At the World Economic Forum in Davos, Wednesday Saudi Arabia’s Foreign Minister Prince Faisal bin Farhan Al Saud said the focus needed to be on achieving a two-state solution to the Israeli-Palestinian conflict.
In Jerusalem, on Thursday however, Israeli and US officials focused on strengthening Israel's regional ties, without any advancement on the Palestinian track.
Sullivan and his counterparts from Israel, Bahrain and the United Arab Emirates — Tzachi Hanegbi, Nasser bin Hamad Al Khalifa and Sheikh Tahnoun bin Zayed Al Nahyan — held a Zoom meeting on how to advance regional issues in the areas of clean energy, emerging technology, regional security, and commercial relations.
They also discussed the Negev Forum, which also includes Morocco and Egypt as well as the I2U2, which is the Israel, India, US and UAE partnership.
The White House said that, "Sullivan underscored President Biden’s commitment to promoting a more integrated, prosperous, and secure Middle East region with benefits for all of its people."
Separately Cohen held his first conversation with his Egyptian counterpart Sameh Shoukry, which signed a peace deal with Israel in 1979. It was the first country to do so, but cooperation has not been maximized and there is a push to expand relations.
Cohen praised the conversation between them as "excellent" and said, "we agreed to strengthen our bilateral relations to maintain regional stability.
"Following my visit to Egypt about two years ago, which led to the opening of flights to Sharm el-Sheikh and an increase in the volume of economic trade, we agreed to promote further steps to increase the number of flights and expand economic ties," Cohen tweeted.
The meeting is held amid Israeli-Palestinian tensions
Sullivan arrived amid tensions between the Biden administration and Israel over its the new government's judicial overhaul, potential issues in its treatment of minorities and women, as well as its stance in support of settlement growth and against a Palestinian state.
The White House hinted at the discord hen it said that "in all of his meetings, Mr. Sullivan recalled that the United States’ longstanding partnership with Israel, which celebrates its 75th anniversary this year, is built on mutual interests and democratic values.

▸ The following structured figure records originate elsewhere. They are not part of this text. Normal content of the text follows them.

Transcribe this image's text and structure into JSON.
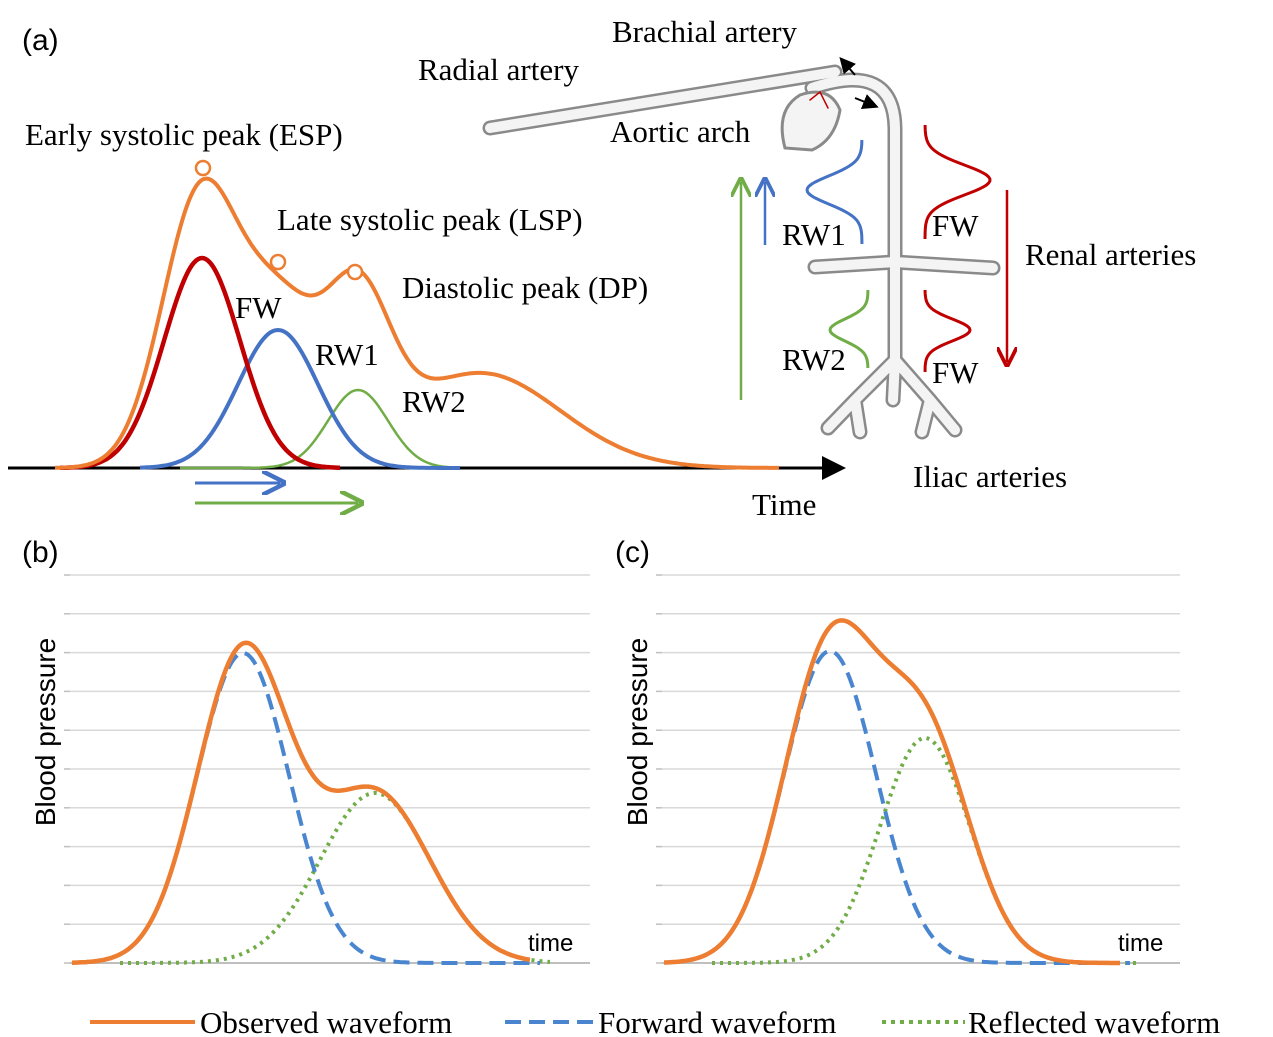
{
  "panel_a": {
    "label": "(a)",
    "waveform": {
      "esp": "Early systolic peak (ESP)",
      "lsp": "Late systolic peak (LSP)",
      "dp": "Diastolic peak (DP)",
      "fw": "FW",
      "rw1": "RW1",
      "rw2": "RW2",
      "x_label": "Time"
    },
    "anatomy": {
      "brachial": "Brachial artery",
      "radial": "Radial artery",
      "aortic_arch": "Aortic arch",
      "rw1": "RW1",
      "fw_upper": "FW",
      "renal": "Renal arteries",
      "rw2": "RW2",
      "fw_lower": "FW",
      "iliac": "Iliac arteries"
    }
  },
  "panel_b": {
    "label": "(b)",
    "y_label": "Blood pressure",
    "x_label": "time"
  },
  "panel_c": {
    "label": "(c)",
    "y_label": "Blood pressure",
    "x_label": "time"
  },
  "legend": [
    "Observed waveform",
    "Forward waveform",
    "Reflected waveform"
  ]
}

"Sullivan stressed that the Administration will continue to support the two-state solution, and will discourage policies that endanger its viability," the White House said.
It added that "Sullivan underscored the urgency of avoiding unilateral steps by any party that could inflame tensions on the ground, with special attention to maintaining the historic status quo with respect to the holy places in Jerusalem."

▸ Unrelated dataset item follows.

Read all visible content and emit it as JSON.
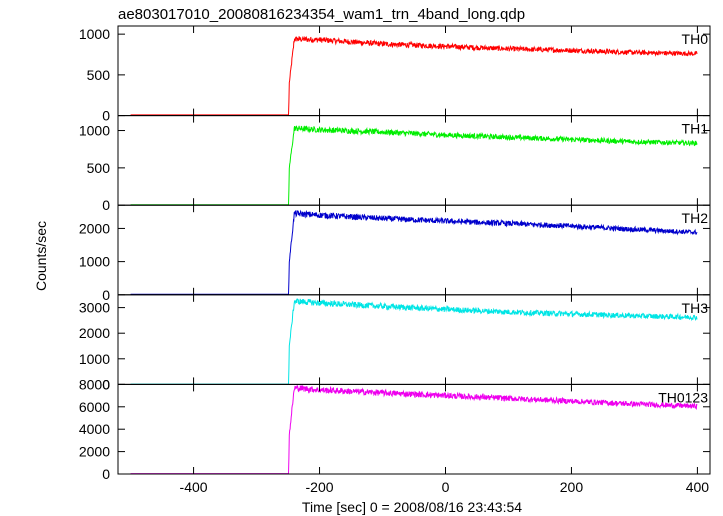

"I have known President Biden for 40 years as a great friend of Israel and I know how much he trusts you in matters of national security.
"You should know that we see you as a trusted partner in matters of assuring security and of course advancing peace. Today you come at a special time because we have acute challenges to our security and vast opportunities for peace.
Israel took time to explain to Sullivan its decision to level financial sanctions on the Palestinian Authority and to halt Palestinian construction in Area C of the West Bank, which is under IDF military and civilian control.
The move came in response to the PA's successful campaign that culminated last month in UN General Assembly to request from the International Court of justice for an advisory opinion on the illegality of the "occupation."
Netanyahu told Sullivan that the Palestinian push for an ICJ opinion was a direct attack against the Jewish state that justified its response.
Participants in an expanded meeting included Strategic Affairs Minister Ron Dermer, Netanyahu's Chief of Staff Tzachi Braverman, National Security Adviser Tzachi Hanegbi, Israeli Ambassador to the US Mike Herzog, Deputy Assistant to Biden Brett McGurk and US Ambassador to Israel Thomas Nides.